Every mom knows that each one of her children are different. Some children pitch temper tantrums the moment that someone else even thinks about touching their toys. Other kids will forget about the toy-stealer and move on right away. Whatever the case may be, it is important to realize that children have different personalities, and along with this comes the need to “customize” the rules in order to fit the child.

Although many parents feel that it is important to treat each child fairly, this doesn’t mean that each child must be treated equally. Each child is an individual, and as such, has needs and wants that differ from other children. Trying to lump kids together and make them fit into the same mold will not work, and will most likely cause more strife than in the first place. It’s important for parents to make sure that they take the time to identify the individual needs of each child, as this will help when trying to customize discipline and order around the house.

For many children, scheduling is one area where different personalities will dictate different needs. Some children are relaxed and easy-going, simply happy to be along for the ride. However, other children need structure and a strict schedule in order to let them know where they are at in their day. It’s important to recognize which personality a child has, and then mold their schedule to fit their needs.

Another area of strife can occur when different temperaments flare up. For many children, temper tantrums are the norm, and they are extremely headstrong about anything they put their mind to. However, other children are cautious and will rarely test the waters without prior approval from a parent. When different tempers flare up, it’s important to recognize that discipline techniques for one may not work for the other. Some kids will sit in time out and not dare to venture out until they’re given a hug and released. Other children will protest the entire time, and only stay put if someone sits there with them. Unfortunately, this is one area that parents simply have to try different techniques for each child—some may need stronger discipline than others, and that is quite normal.

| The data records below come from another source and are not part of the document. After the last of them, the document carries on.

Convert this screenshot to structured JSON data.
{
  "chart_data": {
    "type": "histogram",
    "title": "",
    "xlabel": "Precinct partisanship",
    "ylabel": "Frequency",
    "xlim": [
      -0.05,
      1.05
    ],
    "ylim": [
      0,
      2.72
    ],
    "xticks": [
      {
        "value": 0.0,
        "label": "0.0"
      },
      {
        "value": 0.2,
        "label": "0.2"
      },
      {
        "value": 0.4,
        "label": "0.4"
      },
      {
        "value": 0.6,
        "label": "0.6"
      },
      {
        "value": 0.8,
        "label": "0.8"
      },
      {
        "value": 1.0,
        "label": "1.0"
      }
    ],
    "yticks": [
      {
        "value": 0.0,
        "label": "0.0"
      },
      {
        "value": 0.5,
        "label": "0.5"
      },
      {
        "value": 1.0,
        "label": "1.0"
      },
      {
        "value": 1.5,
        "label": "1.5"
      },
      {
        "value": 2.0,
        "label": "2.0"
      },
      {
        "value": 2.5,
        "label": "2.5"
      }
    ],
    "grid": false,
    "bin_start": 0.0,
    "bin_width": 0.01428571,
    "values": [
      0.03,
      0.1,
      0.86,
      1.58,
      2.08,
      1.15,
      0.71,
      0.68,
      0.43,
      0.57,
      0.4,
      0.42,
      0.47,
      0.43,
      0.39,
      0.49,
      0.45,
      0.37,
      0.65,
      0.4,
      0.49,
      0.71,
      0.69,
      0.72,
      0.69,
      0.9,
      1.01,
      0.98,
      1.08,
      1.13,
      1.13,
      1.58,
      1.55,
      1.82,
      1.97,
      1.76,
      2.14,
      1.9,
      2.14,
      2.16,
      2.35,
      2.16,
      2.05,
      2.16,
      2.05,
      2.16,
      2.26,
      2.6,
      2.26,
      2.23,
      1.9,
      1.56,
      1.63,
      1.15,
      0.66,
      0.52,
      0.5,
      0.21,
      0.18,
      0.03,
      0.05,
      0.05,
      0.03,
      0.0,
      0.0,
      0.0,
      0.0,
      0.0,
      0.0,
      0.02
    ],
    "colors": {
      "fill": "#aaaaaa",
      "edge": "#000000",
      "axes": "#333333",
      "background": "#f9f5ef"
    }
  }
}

In the end, the most important thing for parents is to make sure that they are not playing favorites and placing one child above the other. Although the methods may be different, it is important to emphasize the fact that the love and respect for each person is equal. Parents should ensure that they find the good qualities in each child and praise those, rather than trying to compare between siblings. It takes some work to figure out the nuances of each child, but the results are well worth it in the end.